VDSC offers a large preview box so that while editing your video you can view your final product. It should be noted that for the video to run smoothly, you need a computer that has high enough RAM and memory so that it can play the video preview before it’s done processing.
This is because, like all video editors, you have multiple video clips running at once, and it’s going to put strain on your computer’s capabilities to render a preview.
A good way to get around any choppiness in the preview is to download the videos from your drone onto your computer.
VDSC has color grading options, contrast tools, brightness tools, RGB scales, and more. However, a drawback of VSDC is that the color grading potential is slightly less.
To color grade a video in VSDC, there is a sphere icon at the bottom of the video editing screen, and you’ll be able to pull the circle overlapping the sphere and different directions in order to exaggerate colors and diminish others.
Most of the time, this will be enough to edit your video and add a professional look to it.
DaVinci Resolve #
One video editor that can be paired with either Adobe or VDSC is DaVinci Resolve.
As discussed previously, some video editors may fall behind in the color-grading game. DaVinci Resolve is the premier color grading software and can make up for color shortcomings in other programs.
While DaVinci Resolve isn’t necessarily the best for producing a final video, using its color grading software to first grade your videos and then export them into either Adobe or VDSC can help someone trying to produce a video with necessary color exaggeration such as in a desert or the mountains during the fall.
DaVinci Resolve is another free program, which is great!
Once again, this program is memory and RAM-heavy and will put strain on your computer to run it. If your computer does not have the correct amount of RAM or memory, the program may not run at all.
Lesser editors: Best for beginner drone pilots #
Some completely free options are useful as well, especially for drone pilots just getting into the industry.
Both Windows and Mac come with their own respective video editing software options. While the tools are not as expansive as the video editors mentioned above, these free options are a great way to get familiar with editing drone videos.

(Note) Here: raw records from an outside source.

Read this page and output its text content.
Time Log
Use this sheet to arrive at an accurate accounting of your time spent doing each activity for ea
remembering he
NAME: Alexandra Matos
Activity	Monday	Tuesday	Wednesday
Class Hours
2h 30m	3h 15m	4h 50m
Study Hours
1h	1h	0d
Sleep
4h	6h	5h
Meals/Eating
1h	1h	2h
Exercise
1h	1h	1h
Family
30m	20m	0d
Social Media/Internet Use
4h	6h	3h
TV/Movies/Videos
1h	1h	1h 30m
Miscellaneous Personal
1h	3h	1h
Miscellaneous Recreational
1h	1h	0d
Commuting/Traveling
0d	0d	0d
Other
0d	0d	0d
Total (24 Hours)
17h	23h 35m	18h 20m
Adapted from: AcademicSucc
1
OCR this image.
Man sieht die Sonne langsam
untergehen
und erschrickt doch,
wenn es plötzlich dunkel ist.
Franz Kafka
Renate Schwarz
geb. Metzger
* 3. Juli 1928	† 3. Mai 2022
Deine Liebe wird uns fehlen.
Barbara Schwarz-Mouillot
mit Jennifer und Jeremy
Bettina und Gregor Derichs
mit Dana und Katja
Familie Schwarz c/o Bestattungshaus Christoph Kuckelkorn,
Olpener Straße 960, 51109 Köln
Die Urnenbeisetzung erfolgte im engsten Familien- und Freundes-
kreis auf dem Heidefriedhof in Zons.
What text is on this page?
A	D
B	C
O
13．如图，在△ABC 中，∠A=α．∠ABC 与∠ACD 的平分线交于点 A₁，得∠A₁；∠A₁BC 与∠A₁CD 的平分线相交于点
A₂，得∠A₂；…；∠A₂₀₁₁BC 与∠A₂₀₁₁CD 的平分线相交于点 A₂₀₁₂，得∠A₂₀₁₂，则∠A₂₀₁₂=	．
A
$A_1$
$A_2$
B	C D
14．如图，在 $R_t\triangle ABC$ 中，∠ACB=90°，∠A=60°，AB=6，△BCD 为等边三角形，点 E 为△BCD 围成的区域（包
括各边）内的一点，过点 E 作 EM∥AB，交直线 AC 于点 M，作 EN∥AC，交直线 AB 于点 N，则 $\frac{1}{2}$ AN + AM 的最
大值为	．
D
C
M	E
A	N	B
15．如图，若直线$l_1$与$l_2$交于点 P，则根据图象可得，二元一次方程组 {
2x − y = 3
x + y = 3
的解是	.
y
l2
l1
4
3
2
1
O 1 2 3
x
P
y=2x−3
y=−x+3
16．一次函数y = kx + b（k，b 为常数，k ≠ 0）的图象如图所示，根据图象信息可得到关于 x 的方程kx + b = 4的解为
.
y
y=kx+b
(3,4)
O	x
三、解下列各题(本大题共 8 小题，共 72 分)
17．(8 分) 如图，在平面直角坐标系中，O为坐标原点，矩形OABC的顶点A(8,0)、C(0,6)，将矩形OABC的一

As for the Windows video editor, which is known as Windows Movie Maker, it’s extremely straightforward to use. You simply select all the videos you would like to edit and then place them in the video editing box at the top left of the screen.

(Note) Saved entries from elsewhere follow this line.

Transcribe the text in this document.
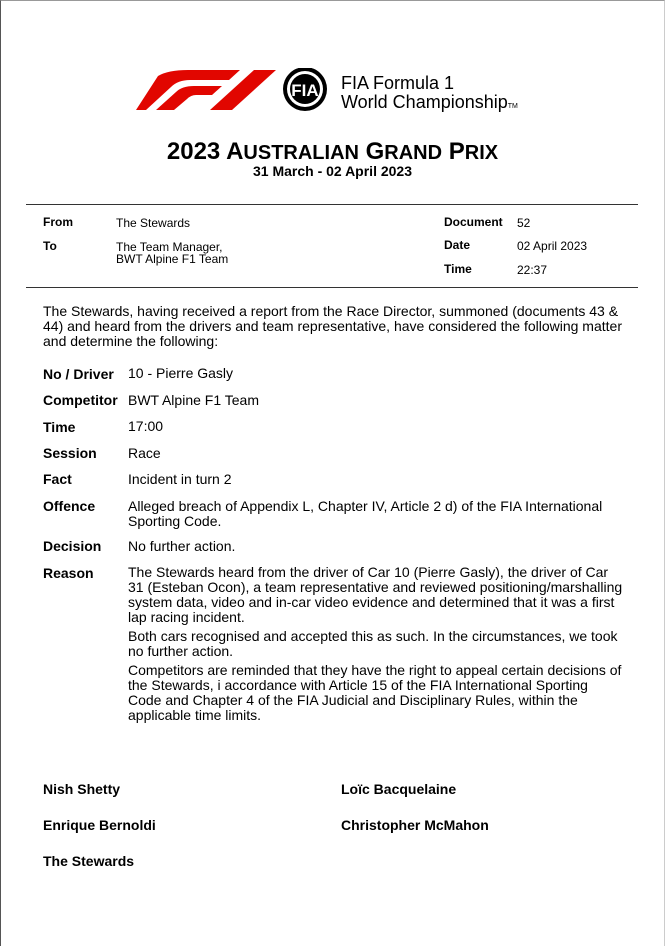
FIA FIA Formula 1
World ChampionshipTM
2023 AUSTRALIAN GRAND PRIX
31 March - 02 April 2023
From	The Stewards
To	The Team Manager,
BWT Alpine F1 Team
Document 52
Date	02 April 2023
Time	22:37
The Stewards, having received a report from the Race Director, summoned (documents 43 & 44) and heard from the drivers and team representative, have considered the following matter and determine the following:
No / Driver 10 - Pierre Gasly
Competitor BWT Alpine F1 Team
Time	17:00
Session Race
Fact	Incident in turn 2
Offence Alleged breach of Appendix L, Chapter IV, Article 2 d) of the FIA International Sporting Code.
Decision No further action.
Reason The Stewards heard from the driver of Car 10 (Pierre Gasly), the driver of Car 31 (Esteban Ocon), a team representative and reviewed positioning/marshalling system data, video and in-car video evidence and determined that it was a first lap racing incident.
Both cars recognised and accepted this as such. In the circumstances, we took no further action.
Competitors are reminded that they have the right to appeal certain decisions of the Stewards, i accordance with Article 15 of the FIA International Sporting Code and Chapter 4 of the FIA Judicial and Disciplinary Rules, within the applicable time limits.
Nish Shetty	Loïc Bacquelaine
Enrique Bernoldi	Christopher McMahon
The Stewards
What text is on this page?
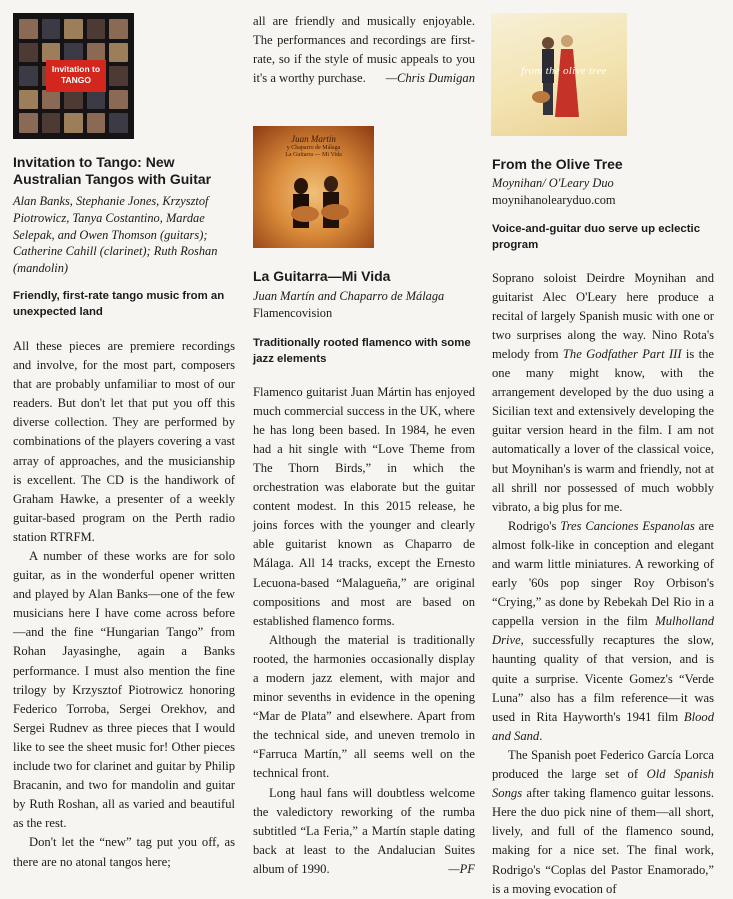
Invitation to TANGO
Juan Martín
y Chaparro de Málaga
La Guitarra — Mi Vida
from the olive tree
Invitation to Tango: New Australian Tangos with Guitar

Alan Banks, Stephanie Jones, Krzysztof Piotrowicz, Tanya Costantino, Mardae Selepak, and Owen Thomson (guitars); Catherine Cahill (clarinet); Ruth Roshan (mandolin)

Friendly, first-rate tango music from an unexpected land

All these pieces are premiere recordings and involve, for the most part, composers that are probably unfamiliar to most of our readers. But don't let that put you off this diverse collection. They are performed by combinations of the players covering a vast array of approaches, and the musicianship is excellent. The CD is the handiwork of Graham Hawke, a presenter of a weekly guitar-based program on the Perth radio station RTRFM.

A number of these works are for solo guitar, as in the wonderful opener written and played by Alan Banks—one of the few musicians here I have come across before—and the fine “Hungarian Tango” from Rohan Jayasinghe, again a Banks performance. I must also mention the fine trilogy by Krzysztof Piotrowicz honoring Federico Torroba, Sergei Orekhov, and Sergei Rudnev as three pieces that I would like to see the sheet music for! Other pieces include two for clarinet and guitar by Philip Bracanin, and two for mandolin and guitar by Ruth Roshan, all as varied and beautiful as the rest.

Don't let the “new” tag put you off, as there are no atonal tangos here;

all are friendly and musically enjoyable. The performances and recordings are first-rate, so if the style of music appeals to you it's a worthy purchase. —Chris Dumigan

La Guitarra—Mi Vida

Juan Martín and Chaparro de Málaga

Flamencovision

Traditionally rooted flamenco with some jazz elements

Flamenco guitarist Juan Mártin has enjoyed much commercial success in the UK, where he has long been based. In 1984, he even had a hit single with “Love Theme from The Thorn Birds,” in which the orchestration was elaborate but the guitar content modest. In this 2015 release, he joins forces with the younger and clearly able guitarist known as Chaparro de Málaga. All 14 tracks, except the Ernesto Lecuona-based “Malagueña,” are original compositions and most are based on established flamenco forms.

Although the material is traditionally rooted, the harmonies occasionally display a modern jazz element, with major and minor sevenths in evidence in the opening “Mar de Plata” and elsewhere. Apart from the technical side, and uneven tremolo in “Farruca Martín,” all seems well on the technical front.

Long haul fans will doubtless welcome the valedictory reworking of the rumba subtitled “La Feria,” a Martín staple dating back at least to the Andalucian Suites album of 1990.	—PF

From the Olive Tree

Moynihan/ O'Leary Duo

moynihanolearyduo.com

Voice-and-guitar duo serve up eclectic program

Soprano soloist Deirdre Moynihan and guitarist Alec O'Leary here produce a recital of largely Spanish music with one or two surprises along the way. Nino Rota's melody from The Godfather Part III is the one many might know, with the arrangement developed by the duo using a Sicilian text and extensively developing the guitar version heard in the film. I am not automatically a lover of the classical voice, but Moynihan's is warm and friendly, not at all shrill nor possessed of much wobbly vibrato, a big plus for me.

Rodrigo's Tres Canciones Espanolas are almost folk-like in conception and elegant and warm little miniatures. A reworking of early '60s pop singer Roy Orbison's “Crying,” as done by Rebekah Del Rio in a cappella version in the film Mulholland Drive, successfully recaptures the slow, haunting quality of that version, and is quite a surprise. Vicente Gomez's “Verde Luna” also has a film reference—it was used in Rita Hayworth's 1941 film Blood and Sand.

The Spanish poet Federico García Lorca produced the large set of Old Spanish Songs after taking flamenco guitar lessons. Here the duo pick nine of them—all short, lively, and full of the flamenco sound, making for a nice set. The final work, Rodrigo's “Coplas del Pastor Enamorado,” is a moving evocation of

Once they are loaded in, you will be able to drag each clip into the timeline. This timeline will determine in what order the video clips play.
For instance, if you wish to have an opening drone shot of a valley in the mountains, with the next clip being a cabin orbiting, you would drag the mountain shot into the second box.

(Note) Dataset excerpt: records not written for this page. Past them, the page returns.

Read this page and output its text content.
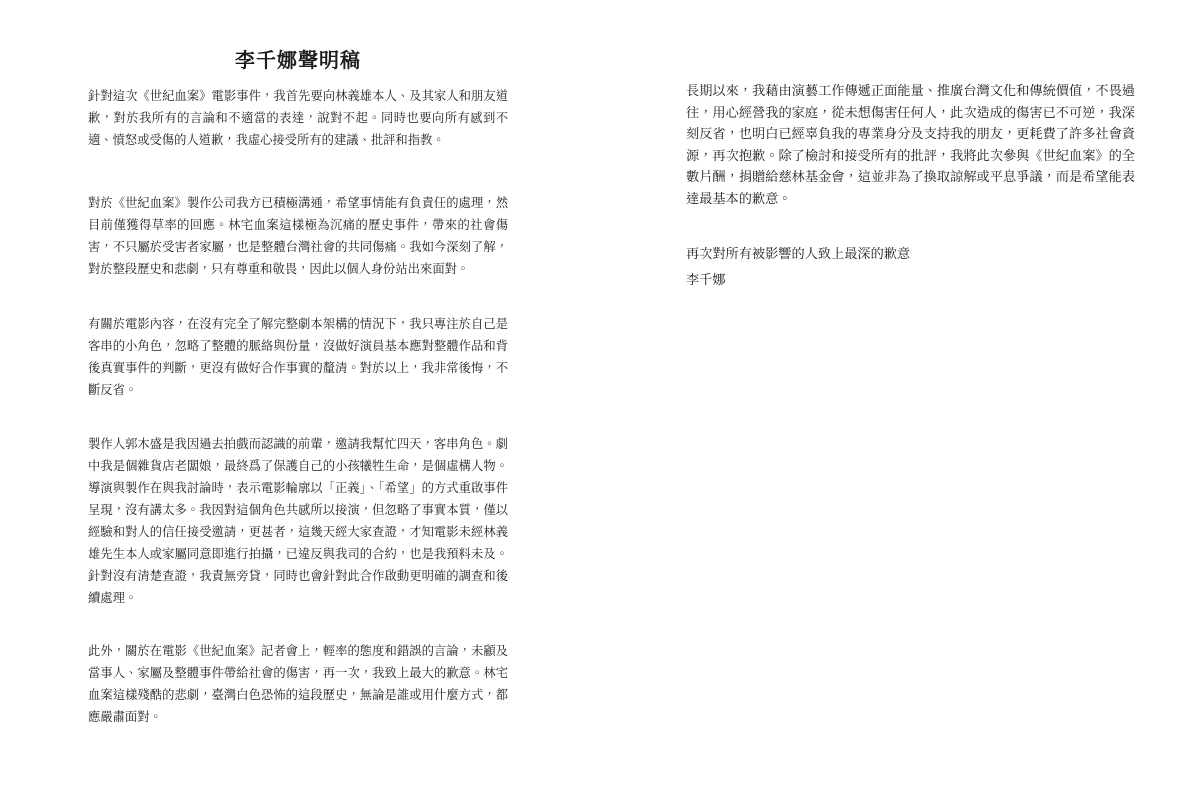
李千娜聲明稿

針對這次《世紀血案》電影事件，我首先要向林義雄本人、及其家人和朋友道歉，對於我所有的言論和不適當的表達，說對不起。同時也要向所有感到不適、憤怒或受傷的人道歉，我虛心接受所有的建議、批評和指教。

對於《世紀血案》製作公司我方已積極溝通，希望事情能有負責任的處理，然目前僅獲得草率的回應。林宅血案這樣極為沉痛的歷史事件，帶來的社會傷害，不只屬於受害者家屬，也是整體台灣社會的共同傷痛。我如今深刻了解，對於整段歷史和悲劇，只有尊重和敬畏，因此以個人身份站出來面對。

有關於電影內容，在沒有完全了解完整劇本架構的情況下，我只專注於自己是客串的小角色，忽略了整體的脈絡與份量，沒做好演員基本應對整體作品和背後真實事件的判斷，更沒有做好合作事實的釐清。對於以上，我非常後悔，不斷反省。

製作人郭木盛是我因過去拍戲而認識的前輩，邀請我幫忙四天，客串角色。劇中我是個雜貨店老闆娘，最終爲了保護自己的小孩犧牲生命，是個虛構人物。導演與製作在與我討論時，表示電影輪廓以「正義」、「希望」的方式重啟事件呈現，沒有講太多。我因對這個角色共感所以接演，但忽略了事實本質，僅以經驗和對人的信任接受邀請，更甚者，這幾天經大家查證，才知電影未經林義雄先生本人或家屬同意即進行拍攝，已違反與我司的合約，也是我預料未及。針對沒有清楚查證，我責無旁貸，同時也會針對此合作啟動更明確的調查和後續處理。

此外，關於在電影《世紀血案》記者會上，輕率的態度和錯誤的言論，未顧及當事人、家屬及整體事件帶給社會的傷害，再一次，我致上最大的歉意。林宅血案這樣殘酷的悲劇，臺灣白色恐怖的這段歷史，無論是誰或用什麼方式，都應嚴肅面對。

長期以來，我藉由演藝工作傳遞正面能量、推廣台灣文化和傳統價值，不畏過往，用心經營我的家庭，從未想傷害任何人，此次造成的傷害已不可逆，我深刻反省，也明白已經辜負我的專業身分及支持我的朋友，更耗費了許多社會資源，再次抱歉。除了檢討和接受所有的批評，我將此次參與《世紀血案》的全數片酬，捐贈給慈林基金會，這並非為了換取諒解或平息爭議，而是希望能表達最基本的歉意。

再次對所有被影響的人致上最深的歉意

李千娜
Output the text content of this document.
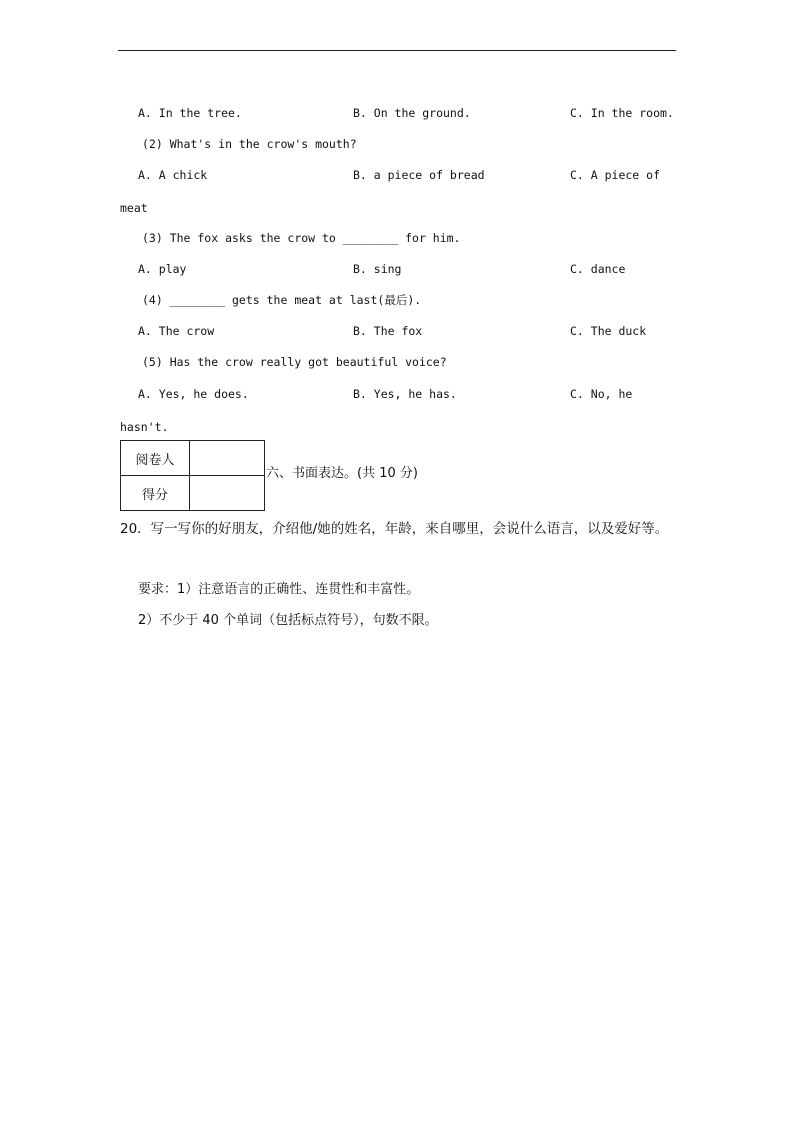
A. In the tree.	B. On the ground.	C. In the room.
(2) What's in the crow's mouth?
A. A chick	B. a piece of bread	C. A piece of
meat
(3) The fox asks the crow to ________ for him.
A. play	B. sing	C. dance
(4) ________ gets the meat at last(最后).
A. The crow	B. The fox	C. The duck
(5) Has the crow really got beautiful voice?
A. Yes, he does.	B. Yes, he has.	C. No, he
hasn't.
阅卷人	
得分	
六、书面表达。(共 10 分)
20．写一写你的好朋友，介绍他/她的姓名，年龄，来自哪里，会说什么语言，以及爱好等。
要求：1）注意语言的正确性、连贯性和丰富性。
2）不少于 40 个单词（包括标点符号），句数不限。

If there is excess in the shots, you’ll be able to trim them so that the video has no filler or boring parts.
The color grading option is extremely limited, with almost none in the Windows video editor. The only form of color grading you may place on your video is using a saturation tool or a filter.
Another huge drawback of Windows Movie Maker is that you can’t have a video fade into another video. VDSC and Adobe Premiere both let you fade one clip into another.
Just like all the other video editors, you are able to add music to your video when using Windows Movie Maker. Windows even has a selection of copyright-free tracks to use as your background audio.
This might actually be a part where Windows Movie Maker overtakes VDSC and Adobe. With those video editors, there is no catalog of music to choose from.
Final thoughts #
Overall, the video editor that you choose will determine how many ways you can edit your drone videos. While this is an extremely important part of creating quality drone footage, the most important part is getting quality footage in the first place.
In the end, an expert pilot could edit a better video in Windows Movie Maker than an unskilled pilot in Adobe Premiere. Most of these options listed above come with free trials, so you can figure out which one works best for you.